The Sunday Mail
AS the 2019 ICC-Cricket World Cup burst into life at the Oval in England on May 30, Zimbabwe’s Chevrons were regrouping at Harare Sports Club and still coming to grips with the disappointment of missing out at the global showcase.
It is the first time since 1983 that Zimbabwe will be missing an edition of the World Cup.
Instead of being in England, the Chevrons were going about their business in a centre wicket practice match at Harare Sports Club.
Such is the reality of their failure to make it to England for the 12th edition of the ICC-Cricket World Cup.
Zimbabwe will however, be active in Europe, firstly with a three One-Day game series in Netherlands between June 19-25 before touring Ireland for three ODIs and T20s from July 1-13.
The squad is in camp preparing for this European tour and head coach Lalchand Rajput, who didn’t directly feel the pain of missing out on the World Cup, has noticed hunger and focus on his boys.
According to the 57-year-old Indian coach, who replaced Heath Streak (fired after failing to qualify for the World Cup), watching the World Cup at home has ignited hunger in his charges and qualifying for the World T20 Cup in Australia next year can heal the wounds of the failed UK mission.
“This team has been there in all the Worlds Cups and this is the only time we aren’t there. That has really hurt all the players,” said Rajput.
“But the guys are working hard, you can see the effort. So it’s important we put the World T20 in mind, we have winning momentum leading up to the tournament,” Rajput said.
To make it Down Under for the WorldT20 Cup, Zimbabwe will have go through a qualifier set for October in the UAE, although there are unconfirmed reports that the tournament could be moved to Zimbabwe.
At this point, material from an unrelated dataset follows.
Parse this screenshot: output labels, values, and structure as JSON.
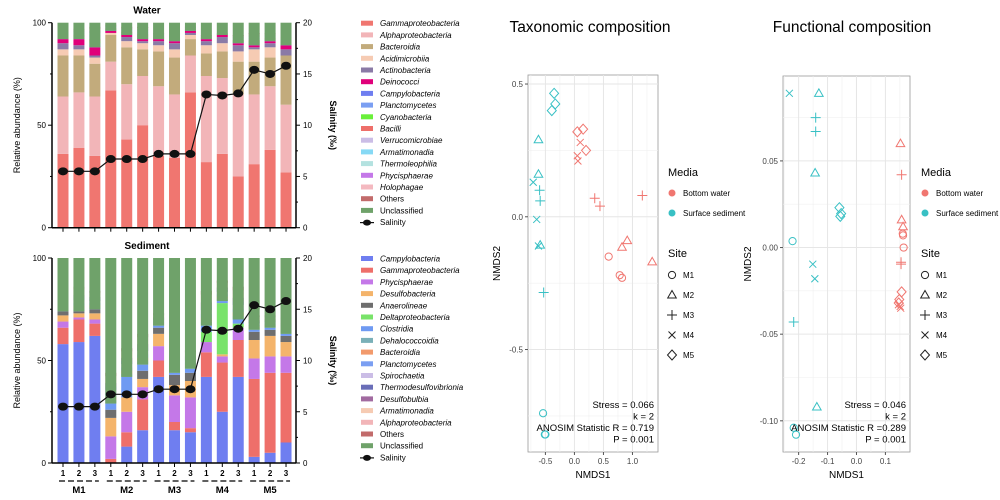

Being at home while the best 10 teams are entertaining the world has also come as a reminder to the Chevrons, that there is life outside the Oval boundary.
All-rounder Sikandar Raza admits the playing days will pass and life has to go on.
“I have been thinking life after cricket for a year now.
“There were a lot of things that changed, you know there were doubts over where we were going.
“So I have started thinking about it, hopefully we will have something by the time I hang up my boots,” Raza said.